The referendum is therefore not simply for the Scottish ethnie but will take in a not-insignificant number of other residents too. More importantly, polling evidence showing a majority of the Scottish population favour maintaining the union strongly suggests either that many people have made a pragmatic calculation that the UK offers better prospects for their families and/or that they are comfortable with their present dual identity – Scottish and British. We need only think of African Americans or British Pakistanis to see that such dual identities are not uncommon or particularly difficult to reconcile within the individual self. A recent poll found that 31 per cent of Scots considered themselves equally ‘British and Scottish’ and 8 per cent ‘British not Scottish’, with 23 per cent answering ‘Scottish not British’.
Hence, promoting an exclusively Scottish identity may not directly translate into more referendum ‘yes’ votes.

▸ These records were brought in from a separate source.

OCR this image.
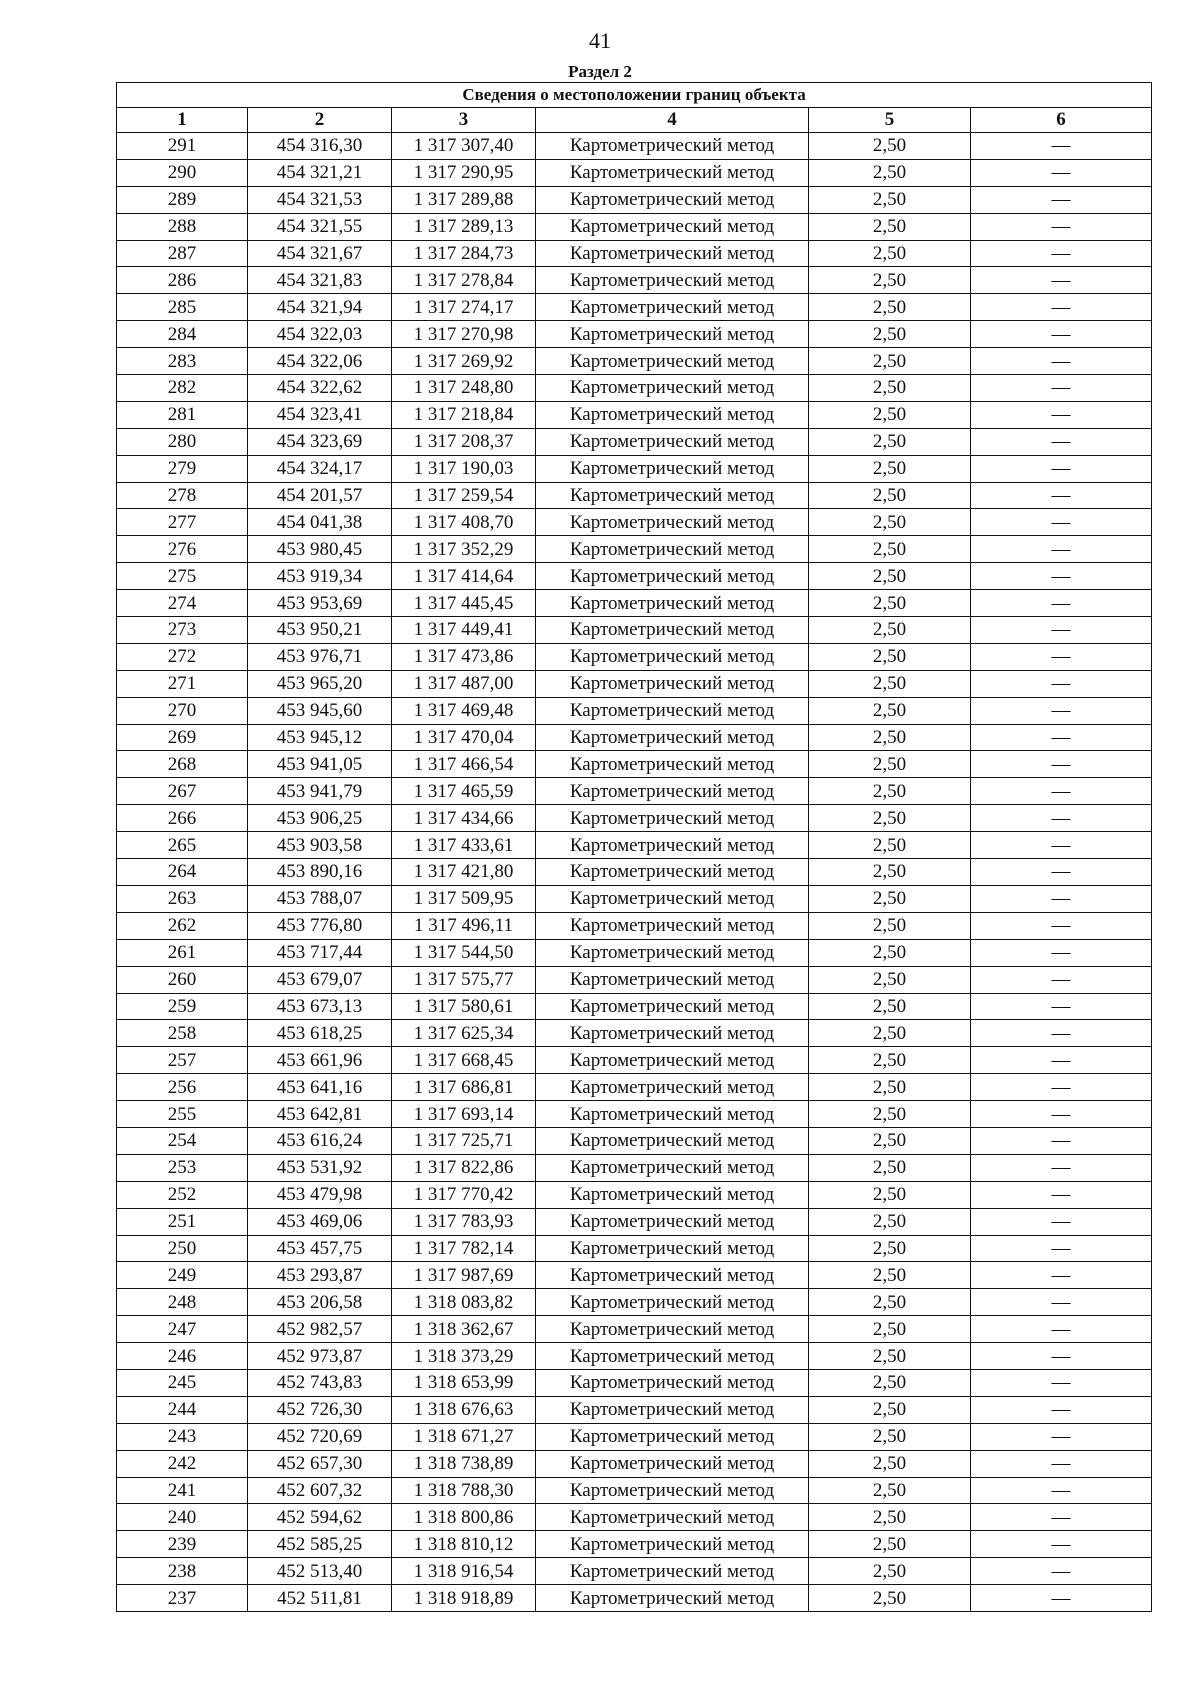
41
Раздел 2
Сведения о местоположении границ объекта					
1	2	3	4	5	6
291	454 316,30	1 317 307,40	Картометрический метод	2,50	—
290	454 321,21	1 317 290,95	Картометрический метод	2,50	—
289	454 321,53	1 317 289,88	Картометрический метод	2,50	—
288	454 321,55	1 317 289,13	Картометрический метод	2,50	—
287	454 321,67	1 317 284,73	Картометрический метод	2,50	—
286	454 321,83	1 317 278,84	Картометрический метод	2,50	—
285	454 321,94	1 317 274,17	Картометрический метод	2,50	—
284	454 322,03	1 317 270,98	Картометрический метод	2,50	—
283	454 322,06	1 317 269,92	Картометрический метод	2,50	—
282	454 322,62	1 317 248,80	Картометрический метод	2,50	—
281	454 323,41	1 317 218,84	Картометрический метод	2,50	—
280	454 323,69	1 317 208,37	Картометрический метод	2,50	—
279	454 324,17	1 317 190,03	Картометрический метод	2,50	—
278	454 201,57	1 317 259,54	Картометрический метод	2,50	—
277	454 041,38	1 317 408,70	Картометрический метод	2,50	—
276	453 980,45	1 317 352,29	Картометрический метод	2,50	—
275	453 919,34	1 317 414,64	Картометрический метод	2,50	—
274	453 953,69	1 317 445,45	Картометрический метод	2,50	—
273	453 950,21	1 317 449,41	Картометрический метод	2,50	—
272	453 976,71	1 317 473,86	Картометрический метод	2,50	—
271	453 965,20	1 317 487,00	Картометрический метод	2,50	—
270	453 945,60	1 317 469,48	Картометрический метод	2,50	—
269	453 945,12	1 317 470,04	Картометрический метод	2,50	—
268	453 941,05	1 317 466,54	Картометрический метод	2,50	—
267	453 941,79	1 317 465,59	Картометрический метод	2,50	—
266	453 906,25	1 317 434,66	Картометрический метод	2,50	—
265	453 903,58	1 317 433,61	Картометрический метод	2,50	—
264	453 890,16	1 317 421,80	Картометрический метод	2,50	—
263	453 788,07	1 317 509,95	Картометрический метод	2,50	—
262	453 776,80	1 317 496,11	Картометрический метод	2,50	—
261	453 717,44	1 317 544,50	Картометрический метод	2,50	—
260	453 679,07	1 317 575,77	Картометрический метод	2,50	—
259	453 673,13	1 317 580,61	Картометрический метод	2,50	—
258	453 618,25	1 317 625,34	Картометрический метод	2,50	—
257	453 661,96	1 317 668,45	Картометрический метод	2,50	—
256	453 641,16	1 317 686,81	Картометрический метод	2,50	—
255	453 642,81	1 317 693,14	Картометрический метод	2,50	—
254	453 616,24	1 317 725,71	Картометрический метод	2,50	—
253	453 531,92	1 317 822,86	Картометрический метод	2,50	—
252	453 479,98	1 317 770,42	Картометрический метод	2,50	—
251	453 469,06	1 317 783,93	Картометрический метод	2,50	—
250	453 457,75	1 317 782,14	Картометрический метод	2,50	—
249	453 293,87	1 317 987,69	Картометрический метод	2,50	—
248	453 206,58	1 318 083,82	Картометрический метод	2,50	—
247	452 982,57	1 318 362,67	Картометрический метод	2,50	—
246	452 973,87	1 318 373,29	Картометрический метод	2,50	—
245	452 743,83	1 318 653,99	Картометрический метод	2,50	—
244	452 726,30	1 318 676,63	Картометрический метод	2,50	—
243	452 720,69	1 318 671,27	Картометрический метод	2,50	—
242	452 657,30	1 318 738,89	Картометрический метод	2,50	—
241	452 607,32	1 318 788,30	Картометрический метод	2,50	—
240	452 594,62	1 318 800,86	Картометрический метод	2,50	—
239	452 585,25	1 318 810,12	Картометрический метод	2,50	—
238	452 513,40	1 318 916,54	Картометрический метод	2,50	—
237	452 511,81	1 318 918,89	Картометрический метод	2,50	—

Perhaps this helps to explain why the White Paper concentrates on the economy and specific policy choices rather than matters of national identity.
Anderson, B. (2006) Imagined Communities: Reflections on the Origin and Spread of Nationalism, Revised Edition (London: Verso Books).
Nairn, T. (1977) The Break-up of Britain: Crisis and Neonationalism (London: NLB).
Smith, A. D. (1986) The Ethnic Origins of Nations (Oxford: Blackwell).
Chapter 23 is clearly the best place to start reading, especially pp.1018-28 on nationalism and independence movements, though the following section on conflict and wars is also useful. The desire for national independence is part of a broader trend towards democratization and the latter can be found on pp.981-8. Then the relationship between global processes and local/national cultures is briefly covered on pp.141-5.
Readings 49, 51 and 53 of Sociology: Introductory Readings provide something of the wider context for debates on the future of the nation state and nationalist movements.